Temer diz que 40 pessoas foram a ato contra ele na Paulista e PM de SP diz que foram 35

 (do Blog Sensacionalista)- O presidente Michel Temer reforçou ontem  a entrevista que deu na última sexta-feira dizendo que os protestos contra ele são de “pequenos grupos, grupos mínimos, movimentos populares sem muito peso” e que seriam “40, 50, cem pessoas” e que seriam um grupo inexpressivo.

protestiTemer disse isso após assistir à cobertura do ato pedindo eleições diretas de grandes grupos de comunicação. “Vi umas três pessoas debaixo de uma árvore em Copacabana de manhã e agora vi mais umas 40 na grande avenida Paulista, onde o verdadeiro brasileiro trabalha nas instituições financeiras americanas que representam o cerne da nossa população e cultura.”

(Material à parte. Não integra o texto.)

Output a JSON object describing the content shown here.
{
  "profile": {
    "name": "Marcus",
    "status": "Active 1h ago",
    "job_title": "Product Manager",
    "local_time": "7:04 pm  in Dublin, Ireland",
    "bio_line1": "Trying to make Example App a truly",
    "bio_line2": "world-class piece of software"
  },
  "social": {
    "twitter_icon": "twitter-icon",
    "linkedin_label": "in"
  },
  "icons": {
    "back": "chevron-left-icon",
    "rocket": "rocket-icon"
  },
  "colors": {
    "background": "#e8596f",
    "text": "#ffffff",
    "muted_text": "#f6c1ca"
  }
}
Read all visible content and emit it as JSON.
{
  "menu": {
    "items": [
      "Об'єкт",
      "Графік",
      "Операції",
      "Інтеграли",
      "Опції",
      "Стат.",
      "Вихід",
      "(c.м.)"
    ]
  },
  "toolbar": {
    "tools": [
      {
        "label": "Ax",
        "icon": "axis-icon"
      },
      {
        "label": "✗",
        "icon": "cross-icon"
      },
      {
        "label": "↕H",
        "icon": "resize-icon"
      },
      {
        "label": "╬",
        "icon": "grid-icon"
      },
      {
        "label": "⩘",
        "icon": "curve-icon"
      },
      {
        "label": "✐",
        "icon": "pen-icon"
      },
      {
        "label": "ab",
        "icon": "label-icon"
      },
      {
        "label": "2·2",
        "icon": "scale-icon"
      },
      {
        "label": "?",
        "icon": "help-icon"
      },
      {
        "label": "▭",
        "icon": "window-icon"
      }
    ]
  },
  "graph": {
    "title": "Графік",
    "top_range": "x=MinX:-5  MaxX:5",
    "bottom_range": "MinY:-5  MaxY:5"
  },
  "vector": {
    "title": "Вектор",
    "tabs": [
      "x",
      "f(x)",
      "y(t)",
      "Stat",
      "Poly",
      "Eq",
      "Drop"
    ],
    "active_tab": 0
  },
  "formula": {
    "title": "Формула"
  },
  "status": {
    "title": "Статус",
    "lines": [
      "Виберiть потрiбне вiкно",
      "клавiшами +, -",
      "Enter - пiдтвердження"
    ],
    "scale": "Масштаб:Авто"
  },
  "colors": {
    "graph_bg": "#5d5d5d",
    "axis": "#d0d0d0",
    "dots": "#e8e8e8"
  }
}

A conta de Temer, no entanto, foi prontamente rebatida pela Polícia Militar de São Paulo. De acordo com o coronel Melquisedeque Metralhadora, a PM usou helicópteros e um software de última geração da multinacional Alstom para chegar ao número de 35 manifestantes.

“Isso, se somarmos os vendedores de churrasquinho, água mineral e cerveja em lata. Há também o risco de o número estar exagerado porque nossa inteligência pode ter contado cinco torcedores do Internacional, vestidos com a camisa do time, como arruaceiros de vermelho.”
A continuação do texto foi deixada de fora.